Detailed guidance on the new International Recognition Procedure has been published by MHRA at International Recognition Procedure - GOV.UK (www.gov.uk) (the guidance), and this note summarises some key aspects of the procedure.
Like the ECDRP and MRDCRP routes, which it replaces, the new International Recognition Procedure allows the MHRA to approve medicinal products by recognising approvals from specified ‘Reference Regulators’. The seven initial Reference Regulators are those of Australia, Canada, the European Commission, Japan, Switzerland, Singapore and the USA.
The International Recognition Procedure provides a fast-track approval process for medicinal products that have been approved by one of the specified Reference Regulators. In order to qualify, the medicinal product for which UK approval is sought:
- must be classified as a medicinal product under the UK Human Medicines Regulations;
- must be the same as that which obtained the Reference Regulator approval, meaning it must have the same qualitative and quantitative composition (active substance(s) and excipients) and the same pharmaceutical form and be from applicants belonging to the same company or group of companies or which are ‘licensees’;
- the applicant must be established in the UK or the EU/EEA.
The MHRA retains the right to reject applications if the evidence provided is considered insufficiently robust, but where the relevant conditions are met, and the MHRA considers the evidence sufficiently robust, it will conduct a targeted assessment of the application in accordance with one of two ‘Recognition’ processes.
Which process applies depends on the characteristics of the medicinal product in question (as established using an eligibility form completed by the applicant six weeks before the planned submission). Further information on this and other formal requirements regarding application are available in the guidance.
The key difference between the two Recognition processes for initial marketing authority applications is that ‘Recognition A’ works to a 60-day timetable (measured from the point at which the MHRA has validated the submission), whereas ‘Recognition B’ works to a 110-day timetable.
While both, therefore, offer a faster process than the 150-day assessment route for medicinal products that have not had approval by a Reference Regulator, the faster ‘Recognition A’ process is only available for applications where:
- The reference Regulator approval was granted within the previous two years;
- The manufacturing process is the same as that approved by the Reference Regulator, with evidence of compliance with Good Manufacturing Practice at the time of the UK submission and
- The medicinal product/ application does not have any of the long lists of characteristics identified as requiring the ‘Recognition B’ process – these include (by way of a few noteworthy examples from the full list set out in the Guidance) applications where the Reference Regulator granted a ‘conditional’ or ‘exceptional circumstances’ approval, where the product contains a first-in-class new active substance or incorporates novel or cutting-edge technologies, or where the pivotal clinical data include real-world data.

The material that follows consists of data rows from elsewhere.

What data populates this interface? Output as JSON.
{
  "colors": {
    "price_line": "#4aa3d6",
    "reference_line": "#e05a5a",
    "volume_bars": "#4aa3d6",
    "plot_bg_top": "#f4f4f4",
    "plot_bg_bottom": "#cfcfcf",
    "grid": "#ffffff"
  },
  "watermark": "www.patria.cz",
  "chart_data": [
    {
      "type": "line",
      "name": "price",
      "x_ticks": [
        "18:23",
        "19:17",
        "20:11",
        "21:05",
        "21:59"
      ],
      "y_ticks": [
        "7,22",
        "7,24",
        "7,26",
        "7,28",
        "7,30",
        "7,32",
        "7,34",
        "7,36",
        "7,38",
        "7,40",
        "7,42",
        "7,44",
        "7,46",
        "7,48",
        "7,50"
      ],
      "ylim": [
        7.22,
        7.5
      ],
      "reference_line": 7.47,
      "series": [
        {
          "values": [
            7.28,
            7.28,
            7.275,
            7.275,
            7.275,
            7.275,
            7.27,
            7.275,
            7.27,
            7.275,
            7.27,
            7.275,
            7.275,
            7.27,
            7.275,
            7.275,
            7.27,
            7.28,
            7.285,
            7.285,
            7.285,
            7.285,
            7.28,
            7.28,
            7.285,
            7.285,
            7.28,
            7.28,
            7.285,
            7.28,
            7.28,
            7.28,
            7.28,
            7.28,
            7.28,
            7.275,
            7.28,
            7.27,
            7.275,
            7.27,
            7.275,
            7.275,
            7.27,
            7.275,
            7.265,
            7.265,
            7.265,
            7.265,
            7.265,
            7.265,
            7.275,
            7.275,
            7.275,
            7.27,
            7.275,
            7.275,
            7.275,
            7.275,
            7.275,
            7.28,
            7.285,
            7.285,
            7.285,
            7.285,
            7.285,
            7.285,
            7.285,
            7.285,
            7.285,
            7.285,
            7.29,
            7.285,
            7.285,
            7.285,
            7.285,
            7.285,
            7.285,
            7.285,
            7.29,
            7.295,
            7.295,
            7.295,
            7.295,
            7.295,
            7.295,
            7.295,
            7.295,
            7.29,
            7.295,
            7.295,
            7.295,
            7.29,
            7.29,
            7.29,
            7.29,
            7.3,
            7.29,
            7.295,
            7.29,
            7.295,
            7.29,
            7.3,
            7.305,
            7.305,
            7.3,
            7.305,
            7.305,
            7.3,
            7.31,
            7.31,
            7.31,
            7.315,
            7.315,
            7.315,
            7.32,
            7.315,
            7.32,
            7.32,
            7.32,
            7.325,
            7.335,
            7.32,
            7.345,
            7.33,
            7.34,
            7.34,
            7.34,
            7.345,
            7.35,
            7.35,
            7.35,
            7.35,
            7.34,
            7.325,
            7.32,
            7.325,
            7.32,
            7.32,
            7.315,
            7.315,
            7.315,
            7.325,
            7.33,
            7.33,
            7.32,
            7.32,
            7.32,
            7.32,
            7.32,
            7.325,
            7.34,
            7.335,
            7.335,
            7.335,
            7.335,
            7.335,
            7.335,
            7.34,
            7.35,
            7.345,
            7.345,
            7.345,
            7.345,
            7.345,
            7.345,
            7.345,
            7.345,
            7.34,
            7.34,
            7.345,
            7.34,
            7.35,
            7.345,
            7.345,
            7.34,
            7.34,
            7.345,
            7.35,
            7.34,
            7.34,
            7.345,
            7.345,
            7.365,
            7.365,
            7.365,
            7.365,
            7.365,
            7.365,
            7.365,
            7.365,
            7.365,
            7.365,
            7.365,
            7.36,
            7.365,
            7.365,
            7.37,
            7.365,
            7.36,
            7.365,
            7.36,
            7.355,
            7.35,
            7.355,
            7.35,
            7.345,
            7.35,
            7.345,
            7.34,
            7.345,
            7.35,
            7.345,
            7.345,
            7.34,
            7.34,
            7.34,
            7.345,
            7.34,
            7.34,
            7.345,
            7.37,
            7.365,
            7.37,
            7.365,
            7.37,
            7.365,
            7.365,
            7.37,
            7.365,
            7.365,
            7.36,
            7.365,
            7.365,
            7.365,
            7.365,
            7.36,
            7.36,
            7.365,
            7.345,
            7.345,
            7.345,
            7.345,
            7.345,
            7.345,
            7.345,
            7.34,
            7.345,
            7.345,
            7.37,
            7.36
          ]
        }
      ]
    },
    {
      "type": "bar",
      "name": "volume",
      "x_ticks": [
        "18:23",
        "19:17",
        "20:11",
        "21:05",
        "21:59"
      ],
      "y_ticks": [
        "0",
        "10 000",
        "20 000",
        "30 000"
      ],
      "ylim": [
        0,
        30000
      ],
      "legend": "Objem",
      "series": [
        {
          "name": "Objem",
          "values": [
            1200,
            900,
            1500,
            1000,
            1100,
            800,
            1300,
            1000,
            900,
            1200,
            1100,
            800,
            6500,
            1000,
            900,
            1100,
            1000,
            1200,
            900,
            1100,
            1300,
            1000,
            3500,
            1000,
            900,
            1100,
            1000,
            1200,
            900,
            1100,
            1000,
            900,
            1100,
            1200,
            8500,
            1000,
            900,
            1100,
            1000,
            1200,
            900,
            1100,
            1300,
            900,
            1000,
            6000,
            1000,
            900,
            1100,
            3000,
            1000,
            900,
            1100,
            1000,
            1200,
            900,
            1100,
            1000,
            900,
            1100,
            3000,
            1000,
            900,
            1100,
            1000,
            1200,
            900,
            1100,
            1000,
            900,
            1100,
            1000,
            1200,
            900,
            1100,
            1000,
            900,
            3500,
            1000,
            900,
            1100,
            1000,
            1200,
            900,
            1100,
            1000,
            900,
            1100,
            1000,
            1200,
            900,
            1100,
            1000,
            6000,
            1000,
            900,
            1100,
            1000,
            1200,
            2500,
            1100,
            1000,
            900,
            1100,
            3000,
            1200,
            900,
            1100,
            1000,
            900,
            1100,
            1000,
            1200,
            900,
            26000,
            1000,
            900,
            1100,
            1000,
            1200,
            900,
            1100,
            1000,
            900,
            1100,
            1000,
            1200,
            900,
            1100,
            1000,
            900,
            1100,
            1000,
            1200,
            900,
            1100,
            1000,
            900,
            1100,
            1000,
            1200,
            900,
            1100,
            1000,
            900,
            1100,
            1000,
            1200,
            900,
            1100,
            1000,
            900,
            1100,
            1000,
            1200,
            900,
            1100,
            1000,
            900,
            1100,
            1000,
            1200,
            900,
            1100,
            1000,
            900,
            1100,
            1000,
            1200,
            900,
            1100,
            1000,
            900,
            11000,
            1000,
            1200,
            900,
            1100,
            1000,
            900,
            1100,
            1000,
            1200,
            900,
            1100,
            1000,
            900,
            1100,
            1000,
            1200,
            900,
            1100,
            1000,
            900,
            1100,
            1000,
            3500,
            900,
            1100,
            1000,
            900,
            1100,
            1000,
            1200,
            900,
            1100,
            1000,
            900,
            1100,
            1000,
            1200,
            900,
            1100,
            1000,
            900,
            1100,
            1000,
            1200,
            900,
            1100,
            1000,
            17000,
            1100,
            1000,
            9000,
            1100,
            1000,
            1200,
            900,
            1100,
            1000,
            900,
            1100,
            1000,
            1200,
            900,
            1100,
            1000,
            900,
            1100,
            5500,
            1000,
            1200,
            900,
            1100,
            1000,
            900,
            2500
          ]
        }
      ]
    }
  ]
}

Accordingly, life science businesses should be aware of the hurdles that must be cleared to access the 60-day timetable for Recognition A.
The Association of British Pharmaceutical Industries (ABPI), in commenting on the introduction of the International Recognition Procedure through its website MHRA’s new International Recognition Procedure (IRP): how does it shape up? (abpi.org.uk), has acknowledged the flexibility provided by the scheme while noting that businesses seeking to bring innovative medicinal products to market are unlikely to be able to benefit from the faster Recognition A process.
It has also queried whether the new procedure will achieve MHRA’s objective of faster product approvals and faster access for UK patients, noting that it depends on the MHRA waiting for the product to be approved elsewhere.
Accordingly, it has called for a ‘clearer narrative on the MHRA’s regulatory flexibilities and the impact of the IRP, not only as a route to market and patient access but also on other activities such as engaging with the ILAP and the Early Access to Medicines Scheme (EAMS), siting clinical trials in the UK and seeking scientific advice’.
We will continue to monitor how the procedure and MHRA’s approach to its application develops as the scheme matures.